Crédito: Rádio Itatiaia
TCE autoriza oferta de ações da Copasa
O Tribunal de Contas do Estado de Minas Gerais (TCE-MG) liberou o governo mineiro a oferecer publicamente suas ações na Copasa. A decisão, unânime no pleno, permite o avanço do processo de privatização da estatal.
O relator, conselheiro Agostinho Patrus, destacou que a Copasa e o governo cumpriram os prazos estabelecidos pelo TCE. Além disso, enquadram-se nos padrões exigidos para o prosseguimento da desestatização.
Condições impostas pelo relator
Em seu voto, Patrus determinou um prazo de 30 dias para que a Copasa apresente:
- Um projeto de priorização do abastecimento hídrico de escolas públicas.
- Um relatório sobre queixas de cidades onde foi cobrada taxa de tratamento de esgoto sem a prestação do serviço.
Essas condições visam garantir transparência e responsabilidade social no processo de privatização.
Tramitação na Assembleia Legislativa
A privatização da Copasa foi aprovada na Assembleia Legislativa de Minas Gerais no âmbito do Programa de Pleno Pagamento de Dívidas dos Estados (Propag). Esse programa permite o refinanciamento em 30 anos da dívida de aproximadamente R$ 200 bilhões que Minas Gerais tem com a União.

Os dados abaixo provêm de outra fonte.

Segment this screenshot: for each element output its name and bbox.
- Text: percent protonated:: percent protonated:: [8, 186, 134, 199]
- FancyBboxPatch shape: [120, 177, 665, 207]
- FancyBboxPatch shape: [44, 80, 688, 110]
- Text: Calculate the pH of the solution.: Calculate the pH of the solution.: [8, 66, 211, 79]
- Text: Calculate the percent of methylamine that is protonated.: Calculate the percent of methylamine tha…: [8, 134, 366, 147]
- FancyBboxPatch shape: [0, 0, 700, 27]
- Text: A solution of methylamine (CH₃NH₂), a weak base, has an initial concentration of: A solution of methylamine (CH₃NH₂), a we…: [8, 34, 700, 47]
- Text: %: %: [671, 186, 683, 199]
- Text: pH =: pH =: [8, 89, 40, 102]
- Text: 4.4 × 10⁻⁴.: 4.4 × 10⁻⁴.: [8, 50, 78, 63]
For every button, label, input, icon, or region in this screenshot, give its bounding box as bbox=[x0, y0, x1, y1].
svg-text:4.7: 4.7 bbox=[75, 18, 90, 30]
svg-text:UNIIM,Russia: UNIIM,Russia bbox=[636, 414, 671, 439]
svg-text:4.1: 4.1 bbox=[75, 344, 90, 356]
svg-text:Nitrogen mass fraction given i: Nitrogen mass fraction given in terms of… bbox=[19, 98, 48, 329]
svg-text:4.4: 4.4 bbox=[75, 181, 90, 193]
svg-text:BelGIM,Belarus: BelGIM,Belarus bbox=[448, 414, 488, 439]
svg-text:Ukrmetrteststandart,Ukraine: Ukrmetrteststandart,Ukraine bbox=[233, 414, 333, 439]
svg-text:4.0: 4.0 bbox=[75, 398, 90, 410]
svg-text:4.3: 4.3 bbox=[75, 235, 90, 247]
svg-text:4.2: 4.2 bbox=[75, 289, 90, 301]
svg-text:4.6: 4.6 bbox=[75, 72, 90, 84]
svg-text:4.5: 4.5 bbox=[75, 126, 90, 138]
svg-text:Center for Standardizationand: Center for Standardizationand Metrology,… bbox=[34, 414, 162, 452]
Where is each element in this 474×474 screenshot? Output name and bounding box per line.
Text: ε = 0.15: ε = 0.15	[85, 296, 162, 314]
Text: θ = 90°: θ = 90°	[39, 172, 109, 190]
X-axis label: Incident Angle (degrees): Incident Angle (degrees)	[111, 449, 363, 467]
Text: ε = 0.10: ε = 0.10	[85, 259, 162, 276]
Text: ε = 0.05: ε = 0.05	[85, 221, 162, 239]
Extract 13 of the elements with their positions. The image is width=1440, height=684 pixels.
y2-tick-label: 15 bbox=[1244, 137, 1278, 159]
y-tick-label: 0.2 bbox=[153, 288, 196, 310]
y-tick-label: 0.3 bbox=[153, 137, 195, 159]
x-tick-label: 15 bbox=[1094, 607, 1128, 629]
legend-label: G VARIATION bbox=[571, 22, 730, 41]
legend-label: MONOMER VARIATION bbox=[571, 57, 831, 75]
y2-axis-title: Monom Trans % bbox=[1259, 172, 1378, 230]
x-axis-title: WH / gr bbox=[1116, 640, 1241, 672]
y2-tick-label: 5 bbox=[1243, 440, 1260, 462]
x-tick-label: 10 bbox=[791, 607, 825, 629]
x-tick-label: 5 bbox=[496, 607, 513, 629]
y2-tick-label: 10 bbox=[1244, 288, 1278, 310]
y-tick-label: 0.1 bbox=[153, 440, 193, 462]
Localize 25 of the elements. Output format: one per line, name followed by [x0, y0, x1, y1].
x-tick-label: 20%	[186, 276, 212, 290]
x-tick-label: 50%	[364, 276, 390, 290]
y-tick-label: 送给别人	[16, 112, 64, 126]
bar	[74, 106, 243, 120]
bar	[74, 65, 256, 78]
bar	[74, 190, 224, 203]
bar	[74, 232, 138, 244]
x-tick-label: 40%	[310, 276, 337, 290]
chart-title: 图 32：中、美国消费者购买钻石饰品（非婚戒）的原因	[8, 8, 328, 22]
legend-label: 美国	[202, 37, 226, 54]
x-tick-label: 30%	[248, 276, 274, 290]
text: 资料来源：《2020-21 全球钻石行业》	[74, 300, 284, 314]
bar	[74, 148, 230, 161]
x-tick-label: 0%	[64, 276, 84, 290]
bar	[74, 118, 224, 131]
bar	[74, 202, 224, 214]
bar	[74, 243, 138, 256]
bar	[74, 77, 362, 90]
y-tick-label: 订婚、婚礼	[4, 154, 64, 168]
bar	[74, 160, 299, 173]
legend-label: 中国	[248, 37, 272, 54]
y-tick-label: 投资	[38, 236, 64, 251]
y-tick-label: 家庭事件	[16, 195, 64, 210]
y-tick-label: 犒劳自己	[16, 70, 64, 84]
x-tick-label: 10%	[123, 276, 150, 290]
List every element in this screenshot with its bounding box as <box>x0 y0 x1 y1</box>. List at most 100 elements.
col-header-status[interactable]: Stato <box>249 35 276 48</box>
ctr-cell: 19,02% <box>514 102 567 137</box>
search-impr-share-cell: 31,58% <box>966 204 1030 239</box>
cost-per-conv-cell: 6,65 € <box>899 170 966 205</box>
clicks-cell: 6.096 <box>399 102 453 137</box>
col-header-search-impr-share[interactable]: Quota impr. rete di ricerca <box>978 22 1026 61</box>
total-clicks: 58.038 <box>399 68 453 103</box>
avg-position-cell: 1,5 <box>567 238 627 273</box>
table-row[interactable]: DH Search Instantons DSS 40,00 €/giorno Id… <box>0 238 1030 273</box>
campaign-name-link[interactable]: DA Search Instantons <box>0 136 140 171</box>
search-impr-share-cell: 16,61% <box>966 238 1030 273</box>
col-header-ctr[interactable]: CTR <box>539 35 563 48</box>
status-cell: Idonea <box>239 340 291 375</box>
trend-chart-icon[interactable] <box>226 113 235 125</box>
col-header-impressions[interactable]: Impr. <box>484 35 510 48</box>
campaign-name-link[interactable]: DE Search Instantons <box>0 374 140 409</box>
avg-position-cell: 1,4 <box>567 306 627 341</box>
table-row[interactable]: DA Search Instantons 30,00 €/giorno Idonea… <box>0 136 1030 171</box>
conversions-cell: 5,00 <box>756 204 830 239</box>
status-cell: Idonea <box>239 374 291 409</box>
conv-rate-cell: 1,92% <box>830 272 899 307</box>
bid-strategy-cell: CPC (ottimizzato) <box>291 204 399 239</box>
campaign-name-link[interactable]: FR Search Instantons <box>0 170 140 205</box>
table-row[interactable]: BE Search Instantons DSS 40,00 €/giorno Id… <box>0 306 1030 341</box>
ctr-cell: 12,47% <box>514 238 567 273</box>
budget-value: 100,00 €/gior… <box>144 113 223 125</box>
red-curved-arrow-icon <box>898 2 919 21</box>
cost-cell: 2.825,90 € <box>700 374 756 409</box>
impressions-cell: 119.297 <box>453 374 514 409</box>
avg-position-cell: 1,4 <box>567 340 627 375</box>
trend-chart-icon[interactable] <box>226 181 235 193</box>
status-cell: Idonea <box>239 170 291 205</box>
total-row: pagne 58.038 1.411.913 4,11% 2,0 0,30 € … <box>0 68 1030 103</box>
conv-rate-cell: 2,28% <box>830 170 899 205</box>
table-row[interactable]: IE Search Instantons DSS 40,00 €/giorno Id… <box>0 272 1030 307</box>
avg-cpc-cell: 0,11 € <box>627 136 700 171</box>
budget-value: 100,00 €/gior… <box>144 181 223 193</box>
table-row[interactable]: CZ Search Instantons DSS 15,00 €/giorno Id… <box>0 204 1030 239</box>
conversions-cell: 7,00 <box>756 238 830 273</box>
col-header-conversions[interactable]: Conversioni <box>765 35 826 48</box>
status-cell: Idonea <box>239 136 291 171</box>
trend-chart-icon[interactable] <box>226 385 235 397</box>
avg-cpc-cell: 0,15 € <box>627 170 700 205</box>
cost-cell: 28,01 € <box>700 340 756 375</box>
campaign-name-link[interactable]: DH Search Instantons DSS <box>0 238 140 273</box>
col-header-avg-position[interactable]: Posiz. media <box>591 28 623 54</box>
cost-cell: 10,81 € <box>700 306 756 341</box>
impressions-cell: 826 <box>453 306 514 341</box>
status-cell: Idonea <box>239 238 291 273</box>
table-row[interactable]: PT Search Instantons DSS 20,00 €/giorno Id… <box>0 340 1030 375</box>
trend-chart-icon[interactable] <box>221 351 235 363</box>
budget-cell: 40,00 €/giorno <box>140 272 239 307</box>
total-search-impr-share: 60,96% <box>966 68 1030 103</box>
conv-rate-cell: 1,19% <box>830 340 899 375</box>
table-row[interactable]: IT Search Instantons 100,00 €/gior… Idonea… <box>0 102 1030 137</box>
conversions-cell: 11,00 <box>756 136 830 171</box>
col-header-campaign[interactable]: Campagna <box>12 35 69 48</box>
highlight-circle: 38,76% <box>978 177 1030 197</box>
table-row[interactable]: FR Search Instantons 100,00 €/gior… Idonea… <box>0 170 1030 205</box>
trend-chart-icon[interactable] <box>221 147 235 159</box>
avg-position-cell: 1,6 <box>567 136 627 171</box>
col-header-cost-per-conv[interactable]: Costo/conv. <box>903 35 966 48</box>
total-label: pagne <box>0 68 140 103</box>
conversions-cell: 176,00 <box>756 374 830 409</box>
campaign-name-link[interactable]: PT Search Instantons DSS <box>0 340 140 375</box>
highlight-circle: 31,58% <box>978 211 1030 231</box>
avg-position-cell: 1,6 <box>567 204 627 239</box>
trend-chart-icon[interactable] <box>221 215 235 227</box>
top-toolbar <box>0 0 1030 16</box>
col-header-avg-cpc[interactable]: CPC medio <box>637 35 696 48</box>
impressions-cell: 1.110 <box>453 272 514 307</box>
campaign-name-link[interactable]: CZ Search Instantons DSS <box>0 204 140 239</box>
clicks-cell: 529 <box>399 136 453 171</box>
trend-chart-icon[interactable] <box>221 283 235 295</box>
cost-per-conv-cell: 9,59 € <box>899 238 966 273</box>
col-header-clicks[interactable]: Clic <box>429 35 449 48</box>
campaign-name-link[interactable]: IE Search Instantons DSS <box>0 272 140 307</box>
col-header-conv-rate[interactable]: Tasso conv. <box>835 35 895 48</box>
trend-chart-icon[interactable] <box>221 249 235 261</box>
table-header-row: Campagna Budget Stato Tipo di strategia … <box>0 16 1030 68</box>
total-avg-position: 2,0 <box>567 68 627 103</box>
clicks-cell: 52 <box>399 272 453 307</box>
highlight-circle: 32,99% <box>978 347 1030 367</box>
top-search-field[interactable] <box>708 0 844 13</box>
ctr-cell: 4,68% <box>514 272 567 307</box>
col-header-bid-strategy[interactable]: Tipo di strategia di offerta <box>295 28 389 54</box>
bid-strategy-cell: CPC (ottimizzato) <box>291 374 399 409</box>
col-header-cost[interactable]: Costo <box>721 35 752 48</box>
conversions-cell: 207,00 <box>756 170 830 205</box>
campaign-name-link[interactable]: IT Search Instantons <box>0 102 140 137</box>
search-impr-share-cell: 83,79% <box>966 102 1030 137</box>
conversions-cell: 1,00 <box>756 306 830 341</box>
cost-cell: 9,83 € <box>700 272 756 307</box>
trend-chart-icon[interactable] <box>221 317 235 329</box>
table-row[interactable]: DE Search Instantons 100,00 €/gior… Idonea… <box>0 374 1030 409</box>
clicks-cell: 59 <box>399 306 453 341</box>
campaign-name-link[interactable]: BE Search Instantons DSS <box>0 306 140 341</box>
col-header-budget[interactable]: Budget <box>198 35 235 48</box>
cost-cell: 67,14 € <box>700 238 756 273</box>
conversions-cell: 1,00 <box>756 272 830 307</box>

Durante a tramitação, os deputados retiraram a companhia energética do texto original, que passou a abranger apenas a Copasa. Em seguida, os parlamentares aprovaram um projeto de lei específico para autorizar a privatização da companhia de saneamento.
Possibilidade de suspensão e ação sindical
A decisão do tribunal pode ser suspensa por outros processos em curso no próprio TCE. Uma ação movida pelo Sindicato dos Trabalhadores nas Indústrias de Purificação e Distribuição de Água e em Serviços de Esgoto (Sindágua-MG) pede a suspensão da privatização. Ainda não há previsão de julgamento dessa ação, que pode impactar o cronograma da desestatização.
Perguntas Frequentes
O TCE liberou o governo de Minas a oferecer ações da Copasa?
Sim, o Pleno do Tribunal de Contas votou por unanimidade para liberar o estado a oferecer publicamente suas ações na Copasa, permitindo o avanço do processo de privatização.
Qual foi a condição imposta pelo relator do TCE para a privatização da Copasa?
O relator Agostinho Patrus determinou um prazo de 30 dias para que a Copasa apresente um projeto de priorização do abastecimento hídrico de escolas públicas e um relatório sobre queixas de cidades onde foi cobrada taxa de tratamento de esgoto sem a entrega do serviço.
A privatização da Copasa pode ser suspensa?
Sim, a decisão do tribunal pode ser suspensa por outros processos em curso no próprio TCE, como uma ação movida pelo Sindágua-MG que pede a suspensão da privatização.